Weyco, Plum Creek Will Own 13 Million Acres

Weyerhaeuser Co. and Plum Creek announced a merger that will leave nearly two-thirds majority ownership in Weyerhaeuser shareholder hands. The combined company creates a $23 billion timber REIT (Real Estate Investment Trust) with more than 13 million acres of timberland in the U.S.

The combined company will retain the Weyerhaeuser name. As previously announced, Weyerhaeuser intends to move its headquarters to Seattle in mid-2016.

Weyerhaeuser brings 6.9 million acres and Plum Creek 6.3 million acres to the deal. The combination becomes the largest private timberland owner in the U.S. and encompasses 7.3 million acres in the South (56% of company land), 3 million in the Pacific Northwest (22%) and 2.6 million in the North (20%). The new venture will also own 323,000 acres in Uruguay.

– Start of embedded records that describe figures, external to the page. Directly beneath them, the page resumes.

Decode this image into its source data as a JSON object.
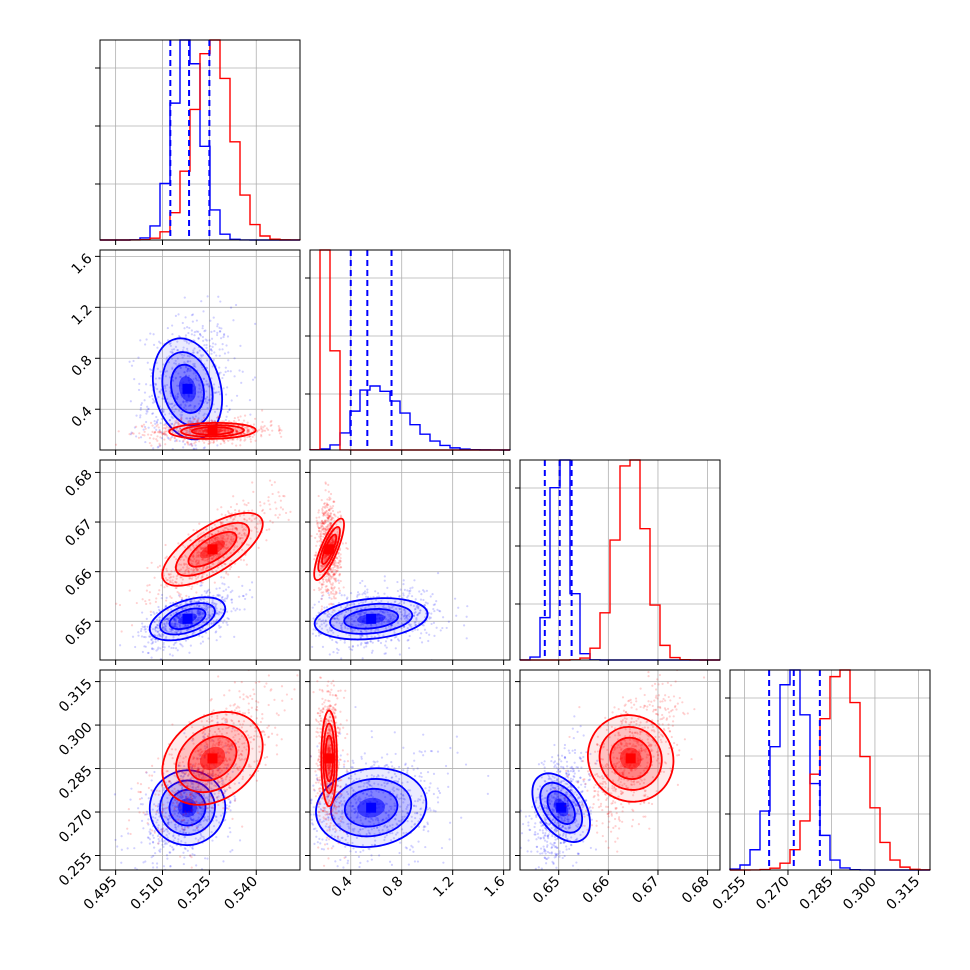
{
  "chart_data": {
    "type": "corner",
    "title": "",
    "grid": true,
    "colors": {
      "series_a": "#0000ff",
      "series_b": "#ff0000"
    },
    "series": [
      {
        "color": "#0000ff"
      },
      {
        "color": "#ff0000"
      }
    ],
    "parameters": [
      {
        "index": 0,
        "range": [
          0.49,
          0.554
        ],
        "ticks": [
          0.495,
          0.51,
          0.525,
          0.54
        ],
        "tick_labels": [
          "0.495",
          "0.510",
          "0.525",
          "0.540"
        ],
        "log": false
      },
      {
        "index": 1,
        "range": [
          0.08,
          1.65
        ],
        "ticks": [
          0.4,
          0.8,
          1.2,
          1.6
        ],
        "tick_labels": [
          "0.4",
          "0.8",
          "1.2",
          "1.6"
        ],
        "log": false
      },
      {
        "index": 2,
        "range": [
          0.6422,
          0.6825
        ],
        "ticks": [
          0.65,
          0.66,
          0.67,
          0.68
        ],
        "tick_labels": [
          "0.65",
          "0.66",
          "0.67",
          "0.68"
        ],
        "log": false
      },
      {
        "index": 3,
        "range": [
          0.25,
          0.319
        ],
        "ticks": [
          0.255,
          0.27,
          0.285,
          0.3,
          0.315
        ],
        "tick_labels": [
          "0.255",
          "0.270",
          "0.285",
          "0.300",
          "0.315"
        ],
        "log": false
      }
    ],
    "quantiles_blue": [
      [
        0.5125,
        0.5185,
        0.525
      ],
      [
        0.4,
        0.53,
        0.72
      ],
      [
        0.6472,
        0.6502,
        0.6526
      ],
      [
        0.2635,
        0.272,
        0.281
      ]
    ],
    "distributions": {
      "blue": [
        {
          "mean": 0.518,
          "sd": 0.0045
        },
        {
          "mean": 0.56,
          "sd": 0.18
        },
        {
          "mean": 0.6505,
          "sd": 0.0018
        },
        {
          "mean": 0.2715,
          "sd": 0.006
        }
      ],
      "red": [
        {
          "mean": 0.526,
          "sd": 0.006
        },
        {
          "mean": 0.23,
          "sd": 0.028
        },
        {
          "mean": 0.6645,
          "sd": 0.003
        },
        {
          "mean": 0.2885,
          "sd": 0.0075
        }
      ]
    }
  }
}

Plum Creek operates a medium density fiberboard plant, plywood mill and a board sawmill in Columbia Falls, Mont.; a plywood mill in Kalispell, Mont.; and a stud mill in Kalispell/Evergreen, Mont.

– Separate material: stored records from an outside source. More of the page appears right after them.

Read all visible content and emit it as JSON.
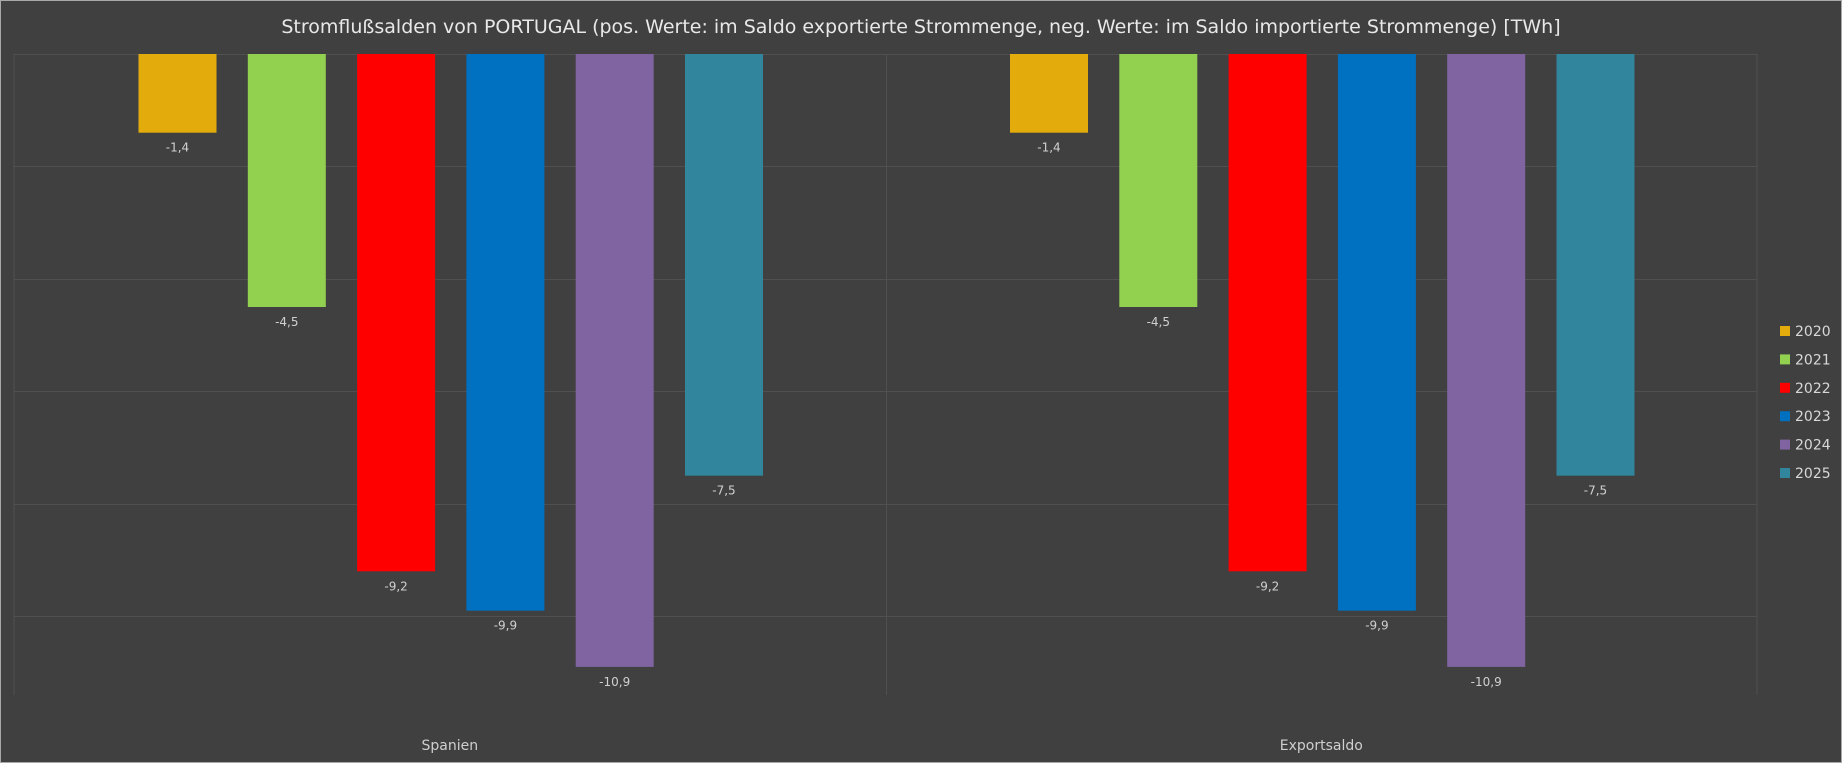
{
  "chart_data": {
    "type": "bar",
    "title": "Stromflußsalden von PORTUGAL (pos. Werte: im Saldo exportierte Strommenge, neg. Werte: im Saldo importierte Strommenge) [TWh]",
    "xlabel": "",
    "ylabel": "",
    "categories": [
      "Spanien",
      "Exportsaldo"
    ],
    "series": [
      {
        "name": "2020",
        "color": "#e3ac0c",
        "values": [
          -1.4,
          -1.4
        ],
        "labels": [
          "-1,4",
          "-1,4"
        ]
      },
      {
        "name": "2021",
        "color": "#92d050",
        "values": [
          -4.5,
          -4.5
        ],
        "labels": [
          "-4,5",
          "-4,5"
        ]
      },
      {
        "name": "2022",
        "color": "#ff0000",
        "values": [
          -9.2,
          -9.2
        ],
        "labels": [
          "-9,2",
          "-9,2"
        ]
      },
      {
        "name": "2023",
        "color": "#0070c0",
        "values": [
          -9.9,
          -9.9
        ],
        "labels": [
          "-9,9",
          "-9,9"
        ]
      },
      {
        "name": "2024",
        "color": "#8064a2",
        "values": [
          -10.9,
          -10.9
        ],
        "labels": [
          "-10,9",
          "-10,9"
        ]
      },
      {
        "name": "2025",
        "color": "#31859c",
        "values": [
          -7.5,
          -7.5
        ],
        "labels": [
          "-7,5",
          "-7,5"
        ]
      }
    ],
    "ylim": [
      -11.4,
      0
    ],
    "gridlines": [
      0,
      -2,
      -4,
      -6,
      -8,
      -10
    ],
    "grid": true,
    "y_axis_labels_shown": false,
    "legend_position": "right"
  },
  "colors": {
    "background": "#404040",
    "gridline": "#505050",
    "text": "#d8d8d8"
  }
}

Weyerhaeuser operates 11 sawmills in the Southern U.S., four in the Northwest and three in Canada. It also operates six OSB mills, six engineered wood products facilities and three veneer/plywood facilities in North America.

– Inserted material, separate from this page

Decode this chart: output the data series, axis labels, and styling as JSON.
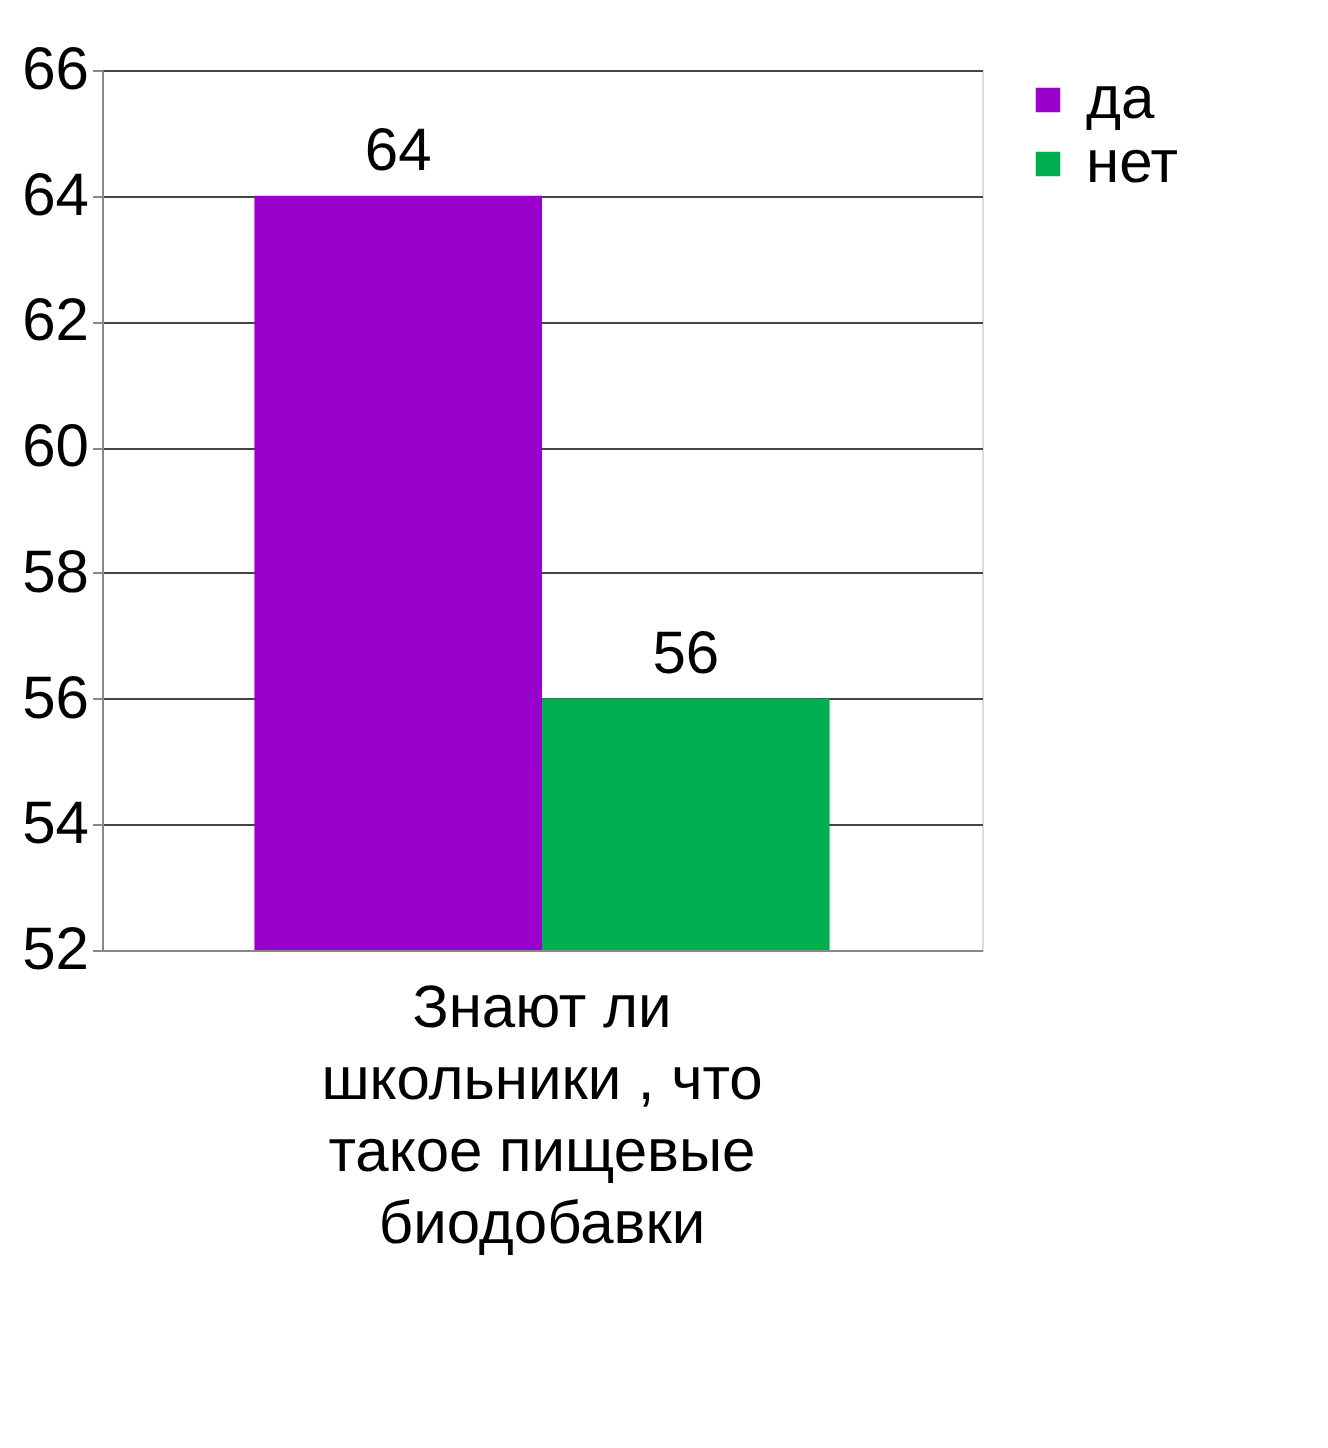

Weyerhaeuser also announced it is exploring “strategic alternatives” for its Cellulose Fibers business, including a possible sale. The company’s Cellulose Fibers business includes pulp mills in Port Wentworth, Ga.; Vanceboro, NC; Grande Prairie, Alberta; and a modified fiber mill in Columbus, Miss.; as well as other facilities internationally.

Weyerhaeuser’s Doyle Simons will serve as president and CEO of the combined company. Plum Creek’s Rick Holley will serve as non-executive chairman of Weyerhaeuser’s board, which will be expanded to 13 directors, which will include eight directors from Weyerhaeuser and five from Plum Creek.

The transaction requires the approval of shareholders of both Weyerhaeuser and Plum Creek and is subject to customary closing conditions. The transaction is expected to close in late first quarter or early second quarter of 2016.